Güzel Anadolumuzun İlacı; “Aklın ve Kalbin Birleşmesi”
Ne kadar güzel ve özel topraklarda yaşadığımızın farkında mısınız?
Bu eşsiz toprak parçasında ne gibi dünya miraslarına sahip olduğumuzu biliyor musunuz?
Bu toprakların insanlık tarihi boyunca ne denli önemli ve değerli olduğunu görüyor musunuz?
Evet dostlar. Ben kendimi 7 milyar isanın yaşadığı dünyamızın Anadolu diye adlandırılan bu coğrafyasında yaşadığım için şanslı sayıyorum. Hem de her türlü zorluğa rağmen.
ÇÜNKÜ, belki de dünyada azörneği olan bir kültürel mozaik, kültür ve insan çeşitliliği bu topraklarda var. Bugün farklı milletlerden insanları “Amerikan Rüyası” modeliyle çeken ve aynı potada eriten Amerika’da bile bu denli çeşitliliği bulmak zor.
Fakat burada ne var? Burada dile getimesi zor olan, bazen aklın bile suskun kaldığı bir enerjik bağlılık var. Burada doğunun bütünsel ve manayı öne çıkaran bakış açısıyla, batının sistem düşüncesi ile aklı öne çıkaran, hayatı parçalara bölen ve mekaniksel yönetmeye çalışan bilimsel bakış açısını birleştiren bir ortam var. Bir ağacın köklerinin toprakta, dallarının ve çiçeklerinin gökte olması gibi insanın madde ve mana yönlerini birleştiren bir ortam var. Ne tam olarak Batılıyız ne de Şamanizmle yoğurulmuş Orta Asya kökenlerimize rağmen tam olarak Doğulu. Biz biziz. Biz Anadolu çocuğuyuz.
Bu toprakların bir tılsımı olmuş hep. Hep çekmiş insanları buralara.

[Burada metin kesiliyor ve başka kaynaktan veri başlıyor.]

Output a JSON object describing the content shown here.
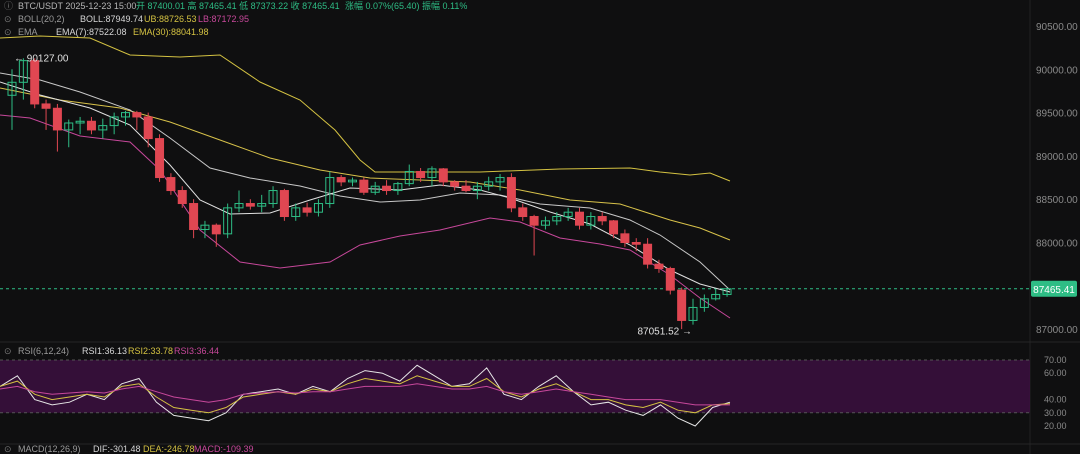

Zira Doğu ve Batıyı birleştiren bu jeopolitik avantajlı konum, uygarlıkların yeşerdiği ya da çapa attıkları topraklar olmuş.
Güzelliği dillere destan Helen’i aşkından dolayıkaçması sonucu,Antik Yunan’dan Kral Agamemnon kalkmış Çanakkale bölgesindeki Truva’ya fethe çıkmış. Bu savaş efsanelere, filmlere, Homeros’un antik eserlerine konu olmuş.
Antik Yunan uygarlığı bugün fimlere konu olur ama bilinmezdir ki, onların kültürü Ege kıyılarındaki İyonya kültürüdür.
Lidyalılar, Hititler,Frigyalılar, Urartular, Persler, Romalılar, Selçuklular, hatta Moğollar, sonra Osmanlılar… Hepsi büyük bir kültürel miras geride bırakmışlar.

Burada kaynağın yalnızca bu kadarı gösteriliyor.